I have been on their eating plan for almost three weeks and have lost over 6 pounds. Which is amazing considering last week was a bit of a non-starter because we had Hurricane Matthew knocking on our door, so I needed alcohol and a couple of carbs to maintain my sanity. Now I am back on track and am seeing progress each and every day. I’m preparing healthier food and feel great. I am not exercising like I was, but that’s OK for now. The good news is that the Hunter comments on my weight loss, I see it too and I know that I’m on the right track.

If you are going to buy the book, get a hard copy. It’s a beautifully designed book with Neris’ drawings and cute colored pages. Reading their book is like reading the blog of a dear friend. They write straight from the heart, don’t pull any punches and offer as much encouragement as can be found on the written page. I am never letting go of this copy. It’s got a permanent spot of honor on my bookshelf. And sex is back with a vengeance….

Power Couple

It’s been a very busy time around here. Launching two companies at the same time may be the definition of insanity, but we are having a blast and it’s really exciting. The Hunter just landed his first big contract. Actually it’s his first contract and it’s a doozy – a large global company that I have a lot of connections with, so the initial introduction was easy. There is tremendous potential within this company, but they are starting with their problem child to see how it goes. He has another meeting tomorrow with another large regional firm with the same approach – give him a problem child and see how he does.

It’s exciting to see him flourish. He spoke to an old boss today who was truly impressed with the strides the Hunter is making. The new certification, the new business idea, the teaching gig, the first contract all made the old boss’ head spin around. We both had a good chuckle.

For me, my company launch is going quite well. I successfully brought over one of my biggest clients. I’ll find out next week if my favorite one will join us. We have to put on a full presentation, but I anticipated that and have an edge since nobody knows them as well as I do – not even my old boss. Robin, my partner-in-crime, is invaluable and just as thrilled with our launch. Next week we have a celebratory Friday lunch for our big win this week (contracts will be signed by then). Her quiet, level-headedness is a godsend. The separation from our old firm has been non-eventful (which is just how we wanted it) and we haven’t made a big splashy announcement until we know if the other client is joining us. I don’t need the sharks circling any more than necessary, but inevitably word is slipping out and that’s OK too.

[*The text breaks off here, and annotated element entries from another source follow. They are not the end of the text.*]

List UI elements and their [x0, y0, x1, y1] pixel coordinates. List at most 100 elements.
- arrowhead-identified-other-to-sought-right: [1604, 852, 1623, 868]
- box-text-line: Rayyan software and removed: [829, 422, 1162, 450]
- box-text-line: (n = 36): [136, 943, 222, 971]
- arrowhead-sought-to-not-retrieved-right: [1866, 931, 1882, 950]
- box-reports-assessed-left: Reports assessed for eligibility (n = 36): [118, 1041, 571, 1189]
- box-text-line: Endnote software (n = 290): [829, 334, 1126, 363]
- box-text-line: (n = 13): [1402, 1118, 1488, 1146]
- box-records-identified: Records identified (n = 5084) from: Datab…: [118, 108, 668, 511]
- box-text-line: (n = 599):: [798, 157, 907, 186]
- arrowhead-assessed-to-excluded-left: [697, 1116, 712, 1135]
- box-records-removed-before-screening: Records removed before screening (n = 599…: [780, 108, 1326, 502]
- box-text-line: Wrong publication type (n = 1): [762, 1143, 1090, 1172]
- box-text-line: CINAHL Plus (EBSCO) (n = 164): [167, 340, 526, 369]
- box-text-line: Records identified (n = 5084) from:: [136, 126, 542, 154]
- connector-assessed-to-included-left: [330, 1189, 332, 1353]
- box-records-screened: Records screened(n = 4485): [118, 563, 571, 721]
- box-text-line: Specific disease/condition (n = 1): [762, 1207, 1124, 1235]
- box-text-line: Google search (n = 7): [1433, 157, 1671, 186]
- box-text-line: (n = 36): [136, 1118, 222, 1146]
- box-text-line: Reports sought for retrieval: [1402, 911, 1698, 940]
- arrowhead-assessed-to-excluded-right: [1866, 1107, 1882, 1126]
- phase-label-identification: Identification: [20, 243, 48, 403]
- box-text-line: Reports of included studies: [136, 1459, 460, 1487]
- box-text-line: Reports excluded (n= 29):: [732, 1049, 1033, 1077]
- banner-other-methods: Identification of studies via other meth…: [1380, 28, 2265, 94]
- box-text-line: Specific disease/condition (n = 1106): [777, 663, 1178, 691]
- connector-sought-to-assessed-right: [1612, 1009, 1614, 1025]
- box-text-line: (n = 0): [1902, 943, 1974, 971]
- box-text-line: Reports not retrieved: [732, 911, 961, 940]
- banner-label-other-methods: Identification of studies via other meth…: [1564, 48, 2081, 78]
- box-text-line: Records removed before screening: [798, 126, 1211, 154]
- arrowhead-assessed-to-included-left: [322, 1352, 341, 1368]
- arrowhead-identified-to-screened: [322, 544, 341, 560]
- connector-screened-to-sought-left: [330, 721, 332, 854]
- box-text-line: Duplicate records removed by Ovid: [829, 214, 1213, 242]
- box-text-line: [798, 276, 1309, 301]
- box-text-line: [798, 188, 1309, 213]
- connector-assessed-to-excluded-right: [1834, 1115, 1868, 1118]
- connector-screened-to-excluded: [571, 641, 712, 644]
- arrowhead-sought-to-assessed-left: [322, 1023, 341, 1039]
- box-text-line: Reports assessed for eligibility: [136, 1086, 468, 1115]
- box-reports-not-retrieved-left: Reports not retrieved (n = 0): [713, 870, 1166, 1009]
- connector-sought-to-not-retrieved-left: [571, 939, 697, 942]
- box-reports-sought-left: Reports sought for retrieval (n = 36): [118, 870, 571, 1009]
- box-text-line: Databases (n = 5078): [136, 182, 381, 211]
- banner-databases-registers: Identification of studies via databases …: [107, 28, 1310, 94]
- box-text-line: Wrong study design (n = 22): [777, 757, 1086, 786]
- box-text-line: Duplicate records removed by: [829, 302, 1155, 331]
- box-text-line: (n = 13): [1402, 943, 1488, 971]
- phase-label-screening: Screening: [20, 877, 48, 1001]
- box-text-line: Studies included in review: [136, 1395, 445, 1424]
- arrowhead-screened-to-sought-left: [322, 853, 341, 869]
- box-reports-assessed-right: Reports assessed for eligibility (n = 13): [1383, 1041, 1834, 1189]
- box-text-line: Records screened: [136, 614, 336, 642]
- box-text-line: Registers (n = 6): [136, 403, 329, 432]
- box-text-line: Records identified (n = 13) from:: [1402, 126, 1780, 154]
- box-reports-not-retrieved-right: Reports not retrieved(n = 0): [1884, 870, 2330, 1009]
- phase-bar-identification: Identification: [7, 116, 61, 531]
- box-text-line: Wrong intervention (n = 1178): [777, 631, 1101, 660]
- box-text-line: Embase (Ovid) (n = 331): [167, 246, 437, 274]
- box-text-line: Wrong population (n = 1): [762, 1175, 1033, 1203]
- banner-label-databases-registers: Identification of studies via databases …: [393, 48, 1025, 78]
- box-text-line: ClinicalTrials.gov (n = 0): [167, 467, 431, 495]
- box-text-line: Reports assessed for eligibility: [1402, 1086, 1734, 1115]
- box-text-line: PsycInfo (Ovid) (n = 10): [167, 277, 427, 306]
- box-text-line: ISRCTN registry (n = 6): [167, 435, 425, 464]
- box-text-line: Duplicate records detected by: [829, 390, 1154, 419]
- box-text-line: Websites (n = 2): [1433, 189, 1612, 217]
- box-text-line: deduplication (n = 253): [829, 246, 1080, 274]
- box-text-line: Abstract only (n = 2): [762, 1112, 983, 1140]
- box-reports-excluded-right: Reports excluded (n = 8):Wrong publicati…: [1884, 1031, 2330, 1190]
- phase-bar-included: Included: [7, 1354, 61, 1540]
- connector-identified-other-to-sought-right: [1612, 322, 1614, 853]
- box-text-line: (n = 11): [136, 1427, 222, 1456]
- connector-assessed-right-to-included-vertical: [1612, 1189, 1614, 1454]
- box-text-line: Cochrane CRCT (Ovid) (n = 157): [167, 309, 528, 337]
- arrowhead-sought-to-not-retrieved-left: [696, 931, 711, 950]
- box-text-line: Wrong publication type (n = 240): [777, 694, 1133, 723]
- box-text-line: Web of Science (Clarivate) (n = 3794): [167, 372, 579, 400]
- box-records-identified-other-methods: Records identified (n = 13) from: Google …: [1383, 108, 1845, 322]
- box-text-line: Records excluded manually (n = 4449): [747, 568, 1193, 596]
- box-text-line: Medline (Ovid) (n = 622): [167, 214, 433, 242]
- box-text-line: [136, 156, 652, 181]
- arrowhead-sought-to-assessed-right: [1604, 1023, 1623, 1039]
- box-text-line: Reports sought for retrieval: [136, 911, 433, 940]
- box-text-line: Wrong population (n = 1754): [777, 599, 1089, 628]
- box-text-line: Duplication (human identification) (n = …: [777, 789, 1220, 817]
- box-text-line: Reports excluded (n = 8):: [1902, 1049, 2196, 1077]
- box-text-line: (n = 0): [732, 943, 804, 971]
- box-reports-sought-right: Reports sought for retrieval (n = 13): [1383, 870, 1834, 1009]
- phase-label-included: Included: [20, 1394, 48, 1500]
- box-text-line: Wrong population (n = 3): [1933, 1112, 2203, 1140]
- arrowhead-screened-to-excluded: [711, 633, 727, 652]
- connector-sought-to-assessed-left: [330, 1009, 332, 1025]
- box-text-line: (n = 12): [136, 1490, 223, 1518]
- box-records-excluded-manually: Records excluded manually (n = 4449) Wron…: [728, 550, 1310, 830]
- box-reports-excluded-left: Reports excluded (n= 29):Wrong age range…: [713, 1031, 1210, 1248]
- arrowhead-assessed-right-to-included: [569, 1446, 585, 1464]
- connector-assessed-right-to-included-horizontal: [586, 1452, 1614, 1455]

I look back on where I was just over a year ago and marvel at my progress. Last spring and summer I was in the depths of a deep, deep work funk that rendered me virtually immobile. I had completely lost my mojo. Then the turning point was telling myself that nobody can fix this but myself. I don’t have a good home office, fine, fix it! So I did over a weekend with used furniture, cans of spray paint to make some used file cabinets fire engine red, and a fortuitous office yard sale. I realized that instead of complaining about the lack of support from my firm, I should just fix it. So with trial and error, I have. I tried some virtual assistants with lackluster results. Now I use Fiverr on a task-by-task basis and it’s been great to fill my gap.

Life is great and I see so much potential. I’m the eternal optimist once again. It’s funny, the Hunter had his self-doubt moment a couple of days ago. He was finally getting a few no’s to his introductory calls and we both realized that what we are doing is not for the faint of heart. My moment of “oh shit” was last week. It’s difficult, hard work to start companies up from scratch, but the good news is we have each other. He is always finding ways to help me and the same goes for me. As one of our friends said, we are a power couple. Look out world!!